De todo modo, o “Senso Incomum” da semana passada também pode ser considerada uma provocação. O que eu tinha de dizer, disse (clique aqui para ler).

Comentário inspirador
Avanço. Esta coluna se chama “Senso Incomum”. Pois esta semana ela está especialmente “incomum”. E assim deverá ser lida. O título do texto de hoje foi retirado de um quadro que ornamenta o best-seller A Nau dos Insensatos, escrito por Sebastian Brandt, em 1494.[1] Trata-se de um manifesto contra néscios, linóstolos e pastóforos (estes dois epítetos, na verdade, são de O Ingênuo, de Voltaire; atenção: não tem no Google!). Brant, seu autor, queria colocar toda essa gente que toma conta de todos os lugares em uma grande nau. Teria que ser muito grande. Uma multidão feito enxame de abelhas apinharia esse barco. Faltariam barcos.

Pois assistindo ao primeiro dos jogos Corinthians versus Boca (28.06), pela TV Globo, lembrei-me de A Nau. E foi logo após o narrador, “Professor C. Axe”, perguntar para o comentarista, “Professor Big House” — grande filósofo contemporâneo — o que queria dizer um atleta corintiano com o grito “E aí? Vamos lá!”, que uma das câmeras da TV focou em um close. Que pergunta, não? O Brasil parou para ouvir a explicação. O que significaria essa expressão? Um enigma? Uma mensagem conspiratória favorável (ou contrária) ao ex-presidente Lugo? Um novo Código “Da Vince”? Uma chamada para o novo programa do Bial? Hum, Hum. “N” possibilidades… Após um segundo que pareceu uma eternidade — céus, como eu sofri nessa espera —, vem a resposta do comentarista “Prof.

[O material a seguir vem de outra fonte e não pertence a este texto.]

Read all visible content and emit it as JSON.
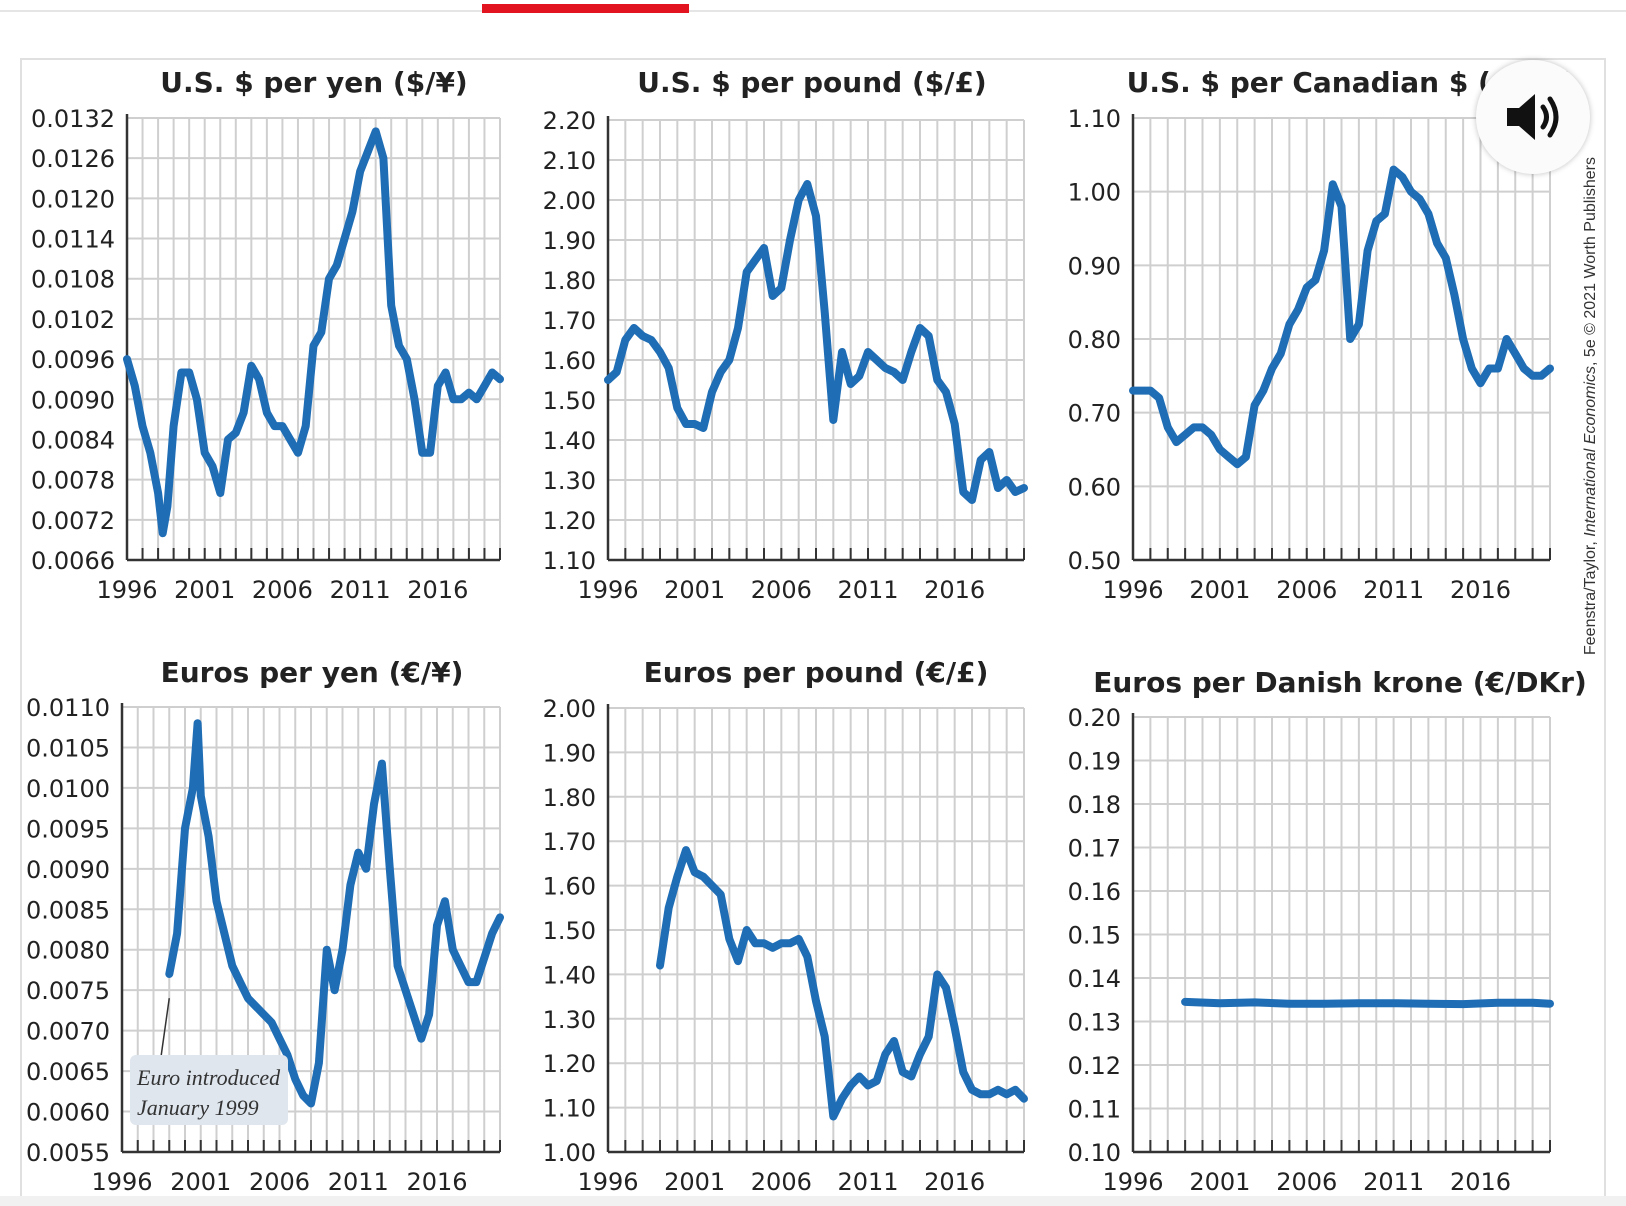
{
  "credit": {
    "prefix": "Feenstra/Taylor, ",
    "book": "International Economics",
    "suffix": ", 5e © 2021 Worth Publishers"
  },
  "colors": {
    "line": "#1f6db5",
    "grid": "#cfcfcf",
    "accent": "#e1141f"
  },
  "icons": {
    "audio": "speaker-icon"
  },
  "chart_data": [
    {
      "type": "line",
      "title": "U.S. $ per yen ($/¥)",
      "ylim": [
        0.0066,
        0.0132
      ],
      "yticks": [
        "0.0132",
        "0.0126",
        "0.0120",
        "0.0114",
        "0.0108",
        "0.0102",
        "0.0096",
        "0.0090",
        "0.0084",
        "0.0078",
        "0.0072",
        "0.0066"
      ],
      "xlim": [
        1996,
        2020
      ],
      "xticks": [
        "1996",
        "2001",
        "2006",
        "2011",
        "2016"
      ],
      "series": [
        {
          "x": [
            1996,
            1996.5,
            1997,
            1997.5,
            1998,
            1998.3,
            1998.6,
            1999,
            1999.5,
            2000,
            2000.5,
            2001,
            2001.5,
            2002,
            2002.5,
            2003,
            2003.5,
            2004,
            2004.5,
            2005,
            2005.5,
            2006,
            2006.5,
            2007,
            2007.5,
            2008,
            2008.5,
            2009,
            2009.5,
            2010,
            2010.5,
            2011,
            2011.5,
            2012,
            2012.5,
            2013,
            2013.5,
            2014,
            2014.5,
            2015,
            2015.5,
            2016,
            2016.5,
            2017,
            2017.5,
            2018,
            2018.5,
            2019,
            2019.5,
            2020
          ],
          "y": [
            0.0096,
            0.0092,
            0.0086,
            0.0082,
            0.0076,
            0.007,
            0.0074,
            0.0086,
            0.0094,
            0.0094,
            0.009,
            0.0082,
            0.008,
            0.0076,
            0.0084,
            0.0085,
            0.0088,
            0.0095,
            0.0093,
            0.0088,
            0.0086,
            0.0086,
            0.0084,
            0.0082,
            0.0086,
            0.0098,
            0.01,
            0.0108,
            0.011,
            0.0114,
            0.0118,
            0.0124,
            0.0127,
            0.013,
            0.0126,
            0.0104,
            0.0098,
            0.0096,
            0.009,
            0.0082,
            0.0082,
            0.0092,
            0.0094,
            0.009,
            0.009,
            0.0091,
            0.009,
            0.0092,
            0.0094,
            0.0093
          ]
        }
      ]
    },
    {
      "type": "line",
      "title": "U.S. $ per pound ($/£)",
      "ylim": [
        1.1,
        2.2
      ],
      "yticks": [
        "2.20",
        "2.10",
        "2.00",
        "1.90",
        "1.80",
        "1.70",
        "1.60",
        "1.50",
        "1.40",
        "1.30",
        "1.20",
        "1.10"
      ],
      "xlim": [
        1996,
        2020
      ],
      "xticks": [
        "1996",
        "2001",
        "2006",
        "2011",
        "2016"
      ],
      "series": [
        {
          "x": [
            1996,
            1996.5,
            1997,
            1997.5,
            1998,
            1998.5,
            1999,
            1999.5,
            2000,
            2000.5,
            2001,
            2001.5,
            2002,
            2002.5,
            2003,
            2003.5,
            2004,
            2004.5,
            2005,
            2005.5,
            2006,
            2006.5,
            2007,
            2007.5,
            2008,
            2008.5,
            2009,
            2009.5,
            2010,
            2010.5,
            2011,
            2011.5,
            2012,
            2012.5,
            2013,
            2013.5,
            2014,
            2014.5,
            2015,
            2015.5,
            2016,
            2016.5,
            2017,
            2017.5,
            2018,
            2018.5,
            2019,
            2019.5,
            2020
          ],
          "y": [
            1.55,
            1.57,
            1.65,
            1.68,
            1.66,
            1.65,
            1.62,
            1.58,
            1.48,
            1.44,
            1.44,
            1.43,
            1.52,
            1.57,
            1.6,
            1.68,
            1.82,
            1.85,
            1.88,
            1.76,
            1.78,
            1.9,
            2.0,
            2.04,
            1.96,
            1.72,
            1.45,
            1.62,
            1.54,
            1.56,
            1.62,
            1.6,
            1.58,
            1.57,
            1.55,
            1.62,
            1.68,
            1.66,
            1.55,
            1.52,
            1.44,
            1.27,
            1.25,
            1.35,
            1.37,
            1.28,
            1.3,
            1.27,
            1.28
          ]
        }
      ]
    },
    {
      "type": "line",
      "title": "U.S. $ per Canadian $ ($/C$)",
      "ylim": [
        0.5,
        1.1
      ],
      "yticks": [
        "1.10",
        "1.00",
        "0.90",
        "0.80",
        "0.70",
        "0.60",
        "0.50"
      ],
      "xlim": [
        1996,
        2020
      ],
      "xticks": [
        "1996",
        "2001",
        "2006",
        "2011",
        "2016"
      ],
      "series": [
        {
          "x": [
            1996,
            1996.5,
            1997,
            1997.5,
            1998,
            1998.5,
            1999,
            1999.5,
            2000,
            2000.5,
            2001,
            2001.5,
            2002,
            2002.5,
            2003,
            2003.5,
            2004,
            2004.5,
            2005,
            2005.5,
            2006,
            2006.5,
            2007,
            2007.5,
            2008,
            2008.5,
            2009,
            2009.5,
            2010,
            2010.5,
            2011,
            2011.5,
            2012,
            2012.5,
            2013,
            2013.5,
            2014,
            2014.5,
            2015,
            2015.5,
            2016,
            2016.5,
            2017,
            2017.5,
            2018,
            2018.5,
            2019,
            2019.5,
            2020
          ],
          "y": [
            0.73,
            0.73,
            0.73,
            0.72,
            0.68,
            0.66,
            0.67,
            0.68,
            0.68,
            0.67,
            0.65,
            0.64,
            0.63,
            0.64,
            0.71,
            0.73,
            0.76,
            0.78,
            0.82,
            0.84,
            0.87,
            0.88,
            0.92,
            1.01,
            0.98,
            0.8,
            0.82,
            0.92,
            0.96,
            0.97,
            1.03,
            1.02,
            1.0,
            0.99,
            0.97,
            0.93,
            0.91,
            0.86,
            0.8,
            0.76,
            0.74,
            0.76,
            0.76,
            0.8,
            0.78,
            0.76,
            0.75,
            0.75,
            0.76
          ]
        }
      ]
    },
    {
      "type": "line",
      "title": "Euros per yen (€/¥)",
      "ylim": [
        0.0055,
        0.011
      ],
      "yticks": [
        "0.0110",
        "0.0105",
        "0.0100",
        "0.0095",
        "0.0090",
        "0.0085",
        "0.0080",
        "0.0075",
        "0.0070",
        "0.0065",
        "0.0060",
        "0.0055"
      ],
      "xlim": [
        1996,
        2020
      ],
      "xticks": [
        "1996",
        "2001",
        "2006",
        "2011",
        "2016"
      ],
      "annotation": {
        "line1": "Euro introduced",
        "line2": "January 1999"
      },
      "series": [
        {
          "x": [
            1999,
            1999.5,
            2000,
            2000.5,
            2000.8,
            2001,
            2001.5,
            2002,
            2002.5,
            2003,
            2003.5,
            2004,
            2004.5,
            2005,
            2005.5,
            2006,
            2006.5,
            2007,
            2007.5,
            2008,
            2008.5,
            2009,
            2009.5,
            2010,
            2010.5,
            2011,
            2011.5,
            2012,
            2012.5,
            2013,
            2013.5,
            2014,
            2014.5,
            2015,
            2015.5,
            2016,
            2016.5,
            2017,
            2017.5,
            2018,
            2018.5,
            2019,
            2019.5,
            2020
          ],
          "y": [
            0.0077,
            0.0082,
            0.0095,
            0.01,
            0.0108,
            0.0099,
            0.0094,
            0.0086,
            0.0082,
            0.0078,
            0.0076,
            0.0074,
            0.0073,
            0.0072,
            0.0071,
            0.0069,
            0.0067,
            0.0064,
            0.0062,
            0.0061,
            0.0066,
            0.008,
            0.0075,
            0.008,
            0.0088,
            0.0092,
            0.009,
            0.0098,
            0.0103,
            0.009,
            0.0078,
            0.0075,
            0.0072,
            0.0069,
            0.0072,
            0.0083,
            0.0086,
            0.008,
            0.0078,
            0.0076,
            0.0076,
            0.0079,
            0.0082,
            0.0084
          ]
        }
      ]
    },
    {
      "type": "line",
      "title": "Euros per pound (€/£)",
      "ylim": [
        1.0,
        2.0
      ],
      "yticks": [
        "2.00",
        "1.90",
        "1.80",
        "1.70",
        "1.60",
        "1.50",
        "1.40",
        "1.30",
        "1.20",
        "1.10",
        "1.00"
      ],
      "xlim": [
        1996,
        2020
      ],
      "xticks": [
        "1996",
        "2001",
        "2006",
        "2011",
        "2016"
      ],
      "series": [
        {
          "x": [
            1999,
            1999.5,
            2000,
            2000.5,
            2001,
            2001.5,
            2002,
            2002.5,
            2003,
            2003.5,
            2004,
            2004.5,
            2005,
            2005.5,
            2006,
            2006.5,
            2007,
            2007.5,
            2008,
            2008.5,
            2009,
            2009.5,
            2010,
            2010.5,
            2011,
            2011.5,
            2012,
            2012.5,
            2013,
            2013.5,
            2014,
            2014.5,
            2015,
            2015.5,
            2016,
            2016.5,
            2017,
            2017.5,
            2018,
            2018.5,
            2019,
            2019.5,
            2020
          ],
          "y": [
            1.42,
            1.55,
            1.62,
            1.68,
            1.63,
            1.62,
            1.6,
            1.58,
            1.48,
            1.43,
            1.5,
            1.47,
            1.47,
            1.46,
            1.47,
            1.47,
            1.48,
            1.44,
            1.34,
            1.26,
            1.08,
            1.12,
            1.15,
            1.17,
            1.15,
            1.16,
            1.22,
            1.25,
            1.18,
            1.17,
            1.22,
            1.26,
            1.4,
            1.37,
            1.28,
            1.18,
            1.14,
            1.13,
            1.13,
            1.14,
            1.13,
            1.14,
            1.12
          ]
        }
      ]
    },
    {
      "type": "line",
      "title": "Euros per Danish krone (€/DKr)",
      "ylim": [
        0.1,
        0.2
      ],
      "yticks": [
        "0.20",
        "0.19",
        "0.18",
        "0.17",
        "0.16",
        "0.15",
        "0.14",
        "0.13",
        "0.12",
        "0.11",
        "0.10"
      ],
      "xlim": [
        1996,
        2020
      ],
      "xticks": [
        "1996",
        "2001",
        "2006",
        "2011",
        "2016"
      ],
      "series": [
        {
          "x": [
            1999,
            2001,
            2003,
            2005,
            2007,
            2009,
            2011,
            2013,
            2015,
            2017,
            2019,
            2020
          ],
          "y": [
            0.1345,
            0.1342,
            0.1344,
            0.1341,
            0.1341,
            0.1342,
            0.1342,
            0.1341,
            0.134,
            0.1343,
            0.1343,
            0.1341
          ]
        }
      ]
    }
  ]
}
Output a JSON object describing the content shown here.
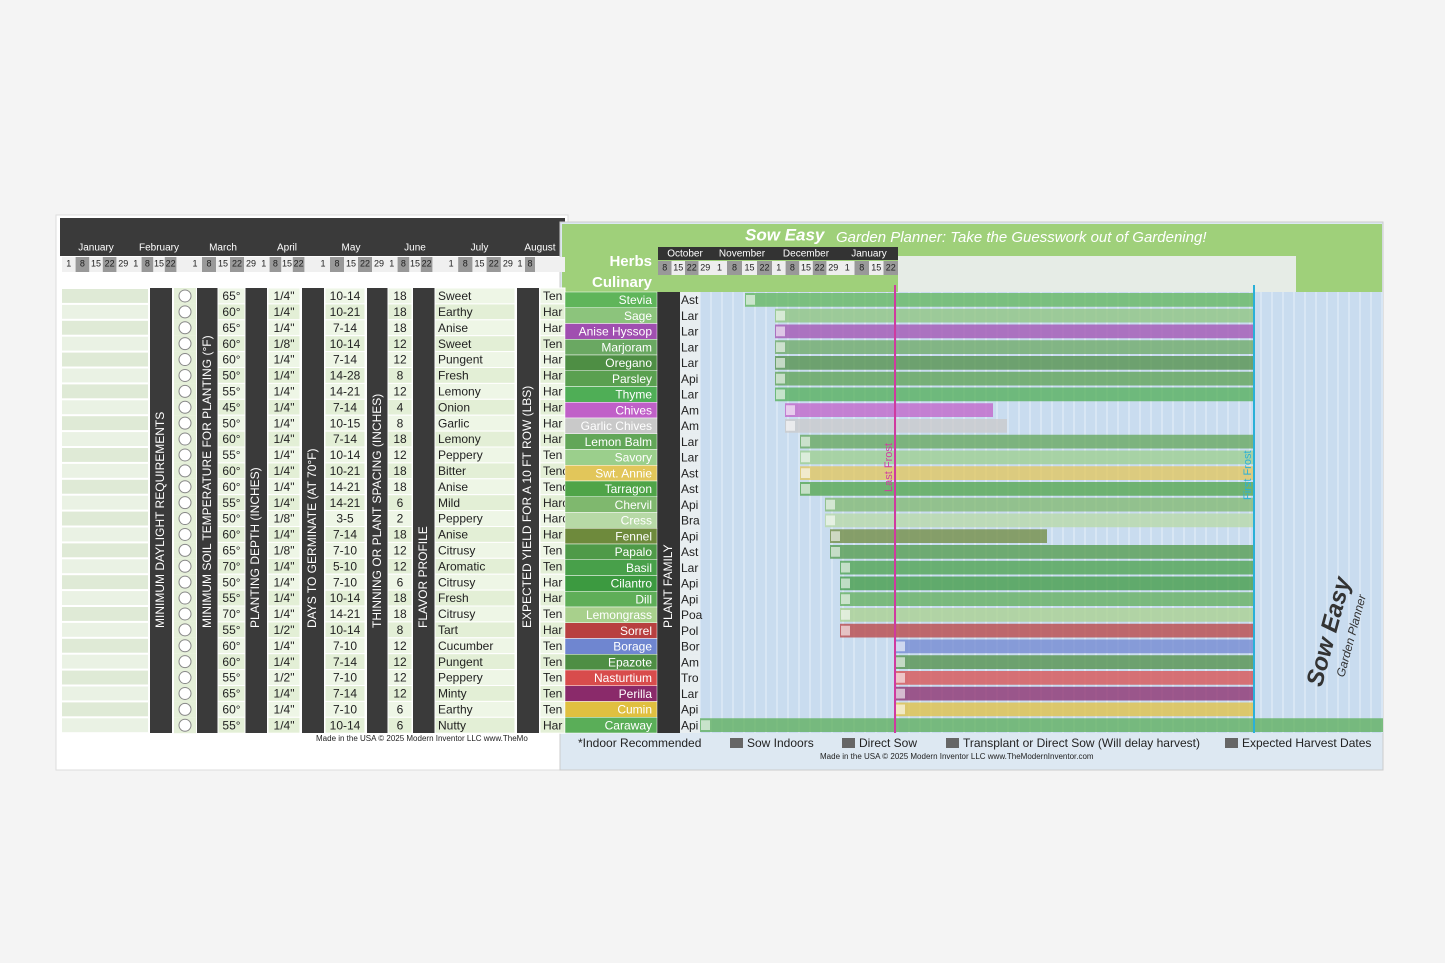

Big House”: “o atleta quis dizer: vamos em frente, vamos à luta”. Uau! Hermenêutica de primeira divisão! Meditabundo, atirado em frente à TV, penso com os meus botões: e eles recebem pagamento para isso (refiro-me não aos atletas, mas, sim, aos comentaristas e aos narradores!). Na sequência, quando entra o atleta que faz um gol, um minuto depois, o outro comentarista, “Professor Fall Brook” — sim, havia dois — assevera, grandiloquente: “que visão de jogo tem esse técnico do Corinthians”! Uau novamente. Que determinismo, heim?! Estava escrito que o atleta marcaria o tento? Há que se reservar mais lugares na Nau. Muitos.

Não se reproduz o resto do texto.